In this Year of Mercy I think now may be the opportunity - if we need to do so and if we have not yet done so - to forgive our fathers their failings and shortcomings. I see people who live long years of trauma and resentment over the failings of their distant angry fathers – or even towards male father-like dominant figures in authority – such as priests, doctors, Gardai (police) and teachers -  and then who often develop the traits they most hated. It’s a vicious cycle that can only be overcome by forgiveness with God’s grace in prayer.  They strive to still live up to unrealisable expectations. Some people relive old rows, arguments and disputes and harsh words exchanged that stung and continue to sting years later.

So either your father was distant, seemingly unemotional, uncaring, and undemonstrative in affection, controlling, harsh, overbearing, and authoritarian or worst of all, absent

Or

Your father was just honest, diligent, fair, sensible, a man of integrity, with quiet strength, practical, caring and authoritative.

Or he was a mixture of both

It’s so easy to generalise and to concentrate on the negative aspects of our upbringing. It is more challenging, but possibly easier as we grow older, to think of the many sacrifices of our fathers in providing for us, who were there for us on our toddler years holding our hands, and as we grow older, provided sound advice.

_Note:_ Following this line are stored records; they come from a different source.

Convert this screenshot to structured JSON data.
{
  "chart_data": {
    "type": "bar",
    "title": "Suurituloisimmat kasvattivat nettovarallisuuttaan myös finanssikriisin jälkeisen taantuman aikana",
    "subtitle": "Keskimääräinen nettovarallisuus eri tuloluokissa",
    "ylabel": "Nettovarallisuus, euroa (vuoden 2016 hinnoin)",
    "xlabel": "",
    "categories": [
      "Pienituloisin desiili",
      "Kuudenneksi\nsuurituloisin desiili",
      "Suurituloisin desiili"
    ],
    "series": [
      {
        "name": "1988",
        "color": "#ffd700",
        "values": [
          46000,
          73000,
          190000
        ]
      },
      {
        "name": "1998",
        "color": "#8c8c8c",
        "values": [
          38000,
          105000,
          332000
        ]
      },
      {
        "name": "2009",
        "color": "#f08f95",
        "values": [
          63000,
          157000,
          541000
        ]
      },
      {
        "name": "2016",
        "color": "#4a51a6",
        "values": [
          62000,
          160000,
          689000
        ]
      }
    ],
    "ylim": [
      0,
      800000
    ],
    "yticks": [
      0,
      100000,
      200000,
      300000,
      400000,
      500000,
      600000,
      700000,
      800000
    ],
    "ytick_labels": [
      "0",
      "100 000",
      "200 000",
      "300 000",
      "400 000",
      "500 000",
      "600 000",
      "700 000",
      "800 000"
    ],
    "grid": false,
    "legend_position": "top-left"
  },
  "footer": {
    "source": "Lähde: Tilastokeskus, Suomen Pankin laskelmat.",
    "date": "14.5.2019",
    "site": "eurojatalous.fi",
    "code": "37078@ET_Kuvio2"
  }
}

Jesus teaches His disciples, i.e.  us, how to pray to God as Father.

I think that the Our Father can be summed up in 4 P wordsPraise, Provision, Pardon and Protection. We can pray the Our Father better when we learn to appreciate what our father/father figure did for us, when we see how he/they provided for us, financially, materially, advisedly, when we see and appreciate their efforts at our protection, and above all when we learn to forgive them, recognising now our own shortcomings as fathers or mothers.

Praise, Provision, Pardon and Protection therefore are the key words to recognising God’s love for us, as Father, experienced and shown first to us however imperfectly in our own parents and now the key to our praying to God and loving and trusting Him more confidently in the words our Saviour gave us.